Maurice merasa lega, ia kemudian kembali keruangan bibi Anggie. Raut wajahnya yang semula berseri-seri berubah menjadi galak saat ia melihat adiknya yang duduk berduaan dengan Rangga.
Mengapa anak ini ada disini.?
Aku memilih diam saja karena menurut ku sangat tidak penting untuk menjawab pertanyaan tak berbobot nya itu.
Kau tidak mendengar ku,?!
Nada bicara nya naik satu oktaf membuat paman Rangga menoleh dengan tatapan tajamnya. Aku menggigit bibirku melihat amarah pria itu yang sepertinya sudah diubun-ubun.
Keluar.!!!
Aku segera berdiri dan hendak keluar mengikuti perkataannya. Namun perkataan paman Rangga yang selanjutnya berhasil membuatku berhenti bergerak.
Shella, kau tetap disini..
Kulihat tatapan membunuh Maurice menghujani ku, namun aku berhasil memasang wajah yang santai membuat nya semakin pias.
Kini tertinggal kami berdua lagi ditempat ini, karena paman Sam tidak lagi menampakkan batang hidungnya.
Mungkin ia sedang mengurus segala kekacauan yang terjadi akibat pingsannya bibi Anggie. Pasti banyak anggota keluarga yang merasa khawatir akan kejadian ini.
Ingin aku bicara pada paman Rangga sebagai caraku untuk menghibur nya. Namun tenggorokan ku rasanya sangat kering sehingga tidak dapat mengeluarkan suara.
Kulihat paman Rangga bergerak, sepertinya ia ingin kekamar mandi untuk membasuh wajahnya karena kudengar suara gemericik air.
Suasana ini begitu mencekam untukku, semua berubah total saat melihat raut wajah paman Rangga yang tidak menentu.

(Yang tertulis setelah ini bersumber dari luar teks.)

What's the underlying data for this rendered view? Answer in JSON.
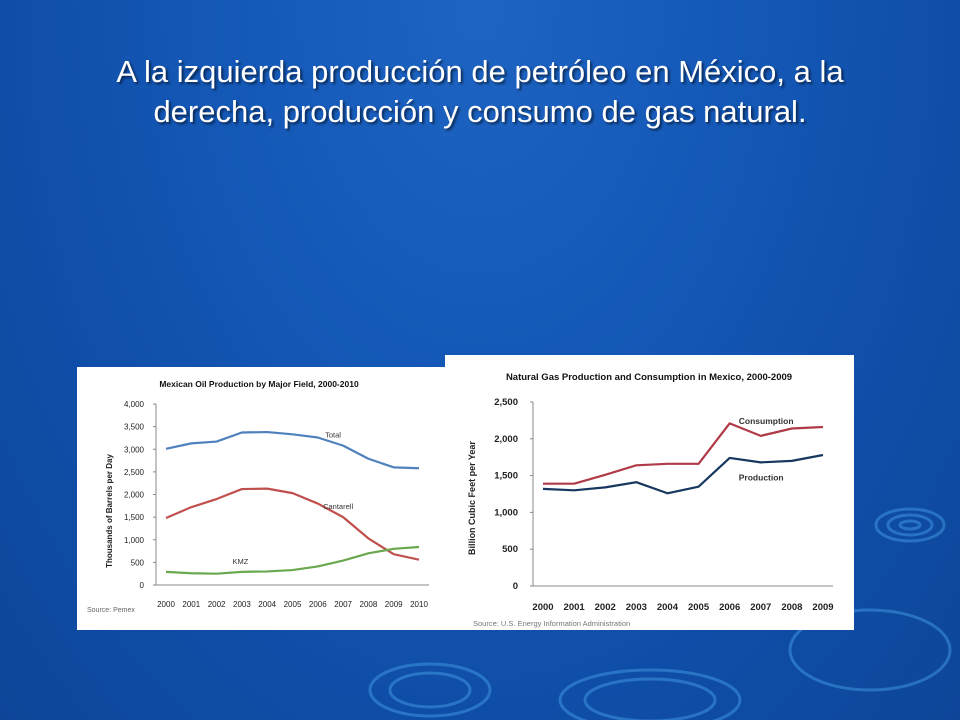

Tak lama kemudian ia keluar, diwajahnya masih tertinggal jejak air bekas ia mencuci. Kemeja putih yang dikenakannya juga tak luput dari cipratan air, membuat ketampanannya semakin bersinar.
Boleh aku memeluk mu.?
Hah.?
Ia berjalan semakin mendekat, membuatku tenggelam didalam dada bidangnya. Naluri ku berkata bahwa paman Rangga butuh bahu untuk bersandar, membuatku segera mengusap punggungnya nya barangkali ia bisa mendapat ketenangan.
Kau pasti terkejut ya...
Perkataan paman Rangga hari ini sangat sulit masuk kedalam otakku yang kecil ini. Karena tidak biasanya paman Rangga berbicara ngawur seperti ini.
Aku malah menangis lagi, padahal paman Rangga lah pihak yang bersedih disini.
.
.
Next...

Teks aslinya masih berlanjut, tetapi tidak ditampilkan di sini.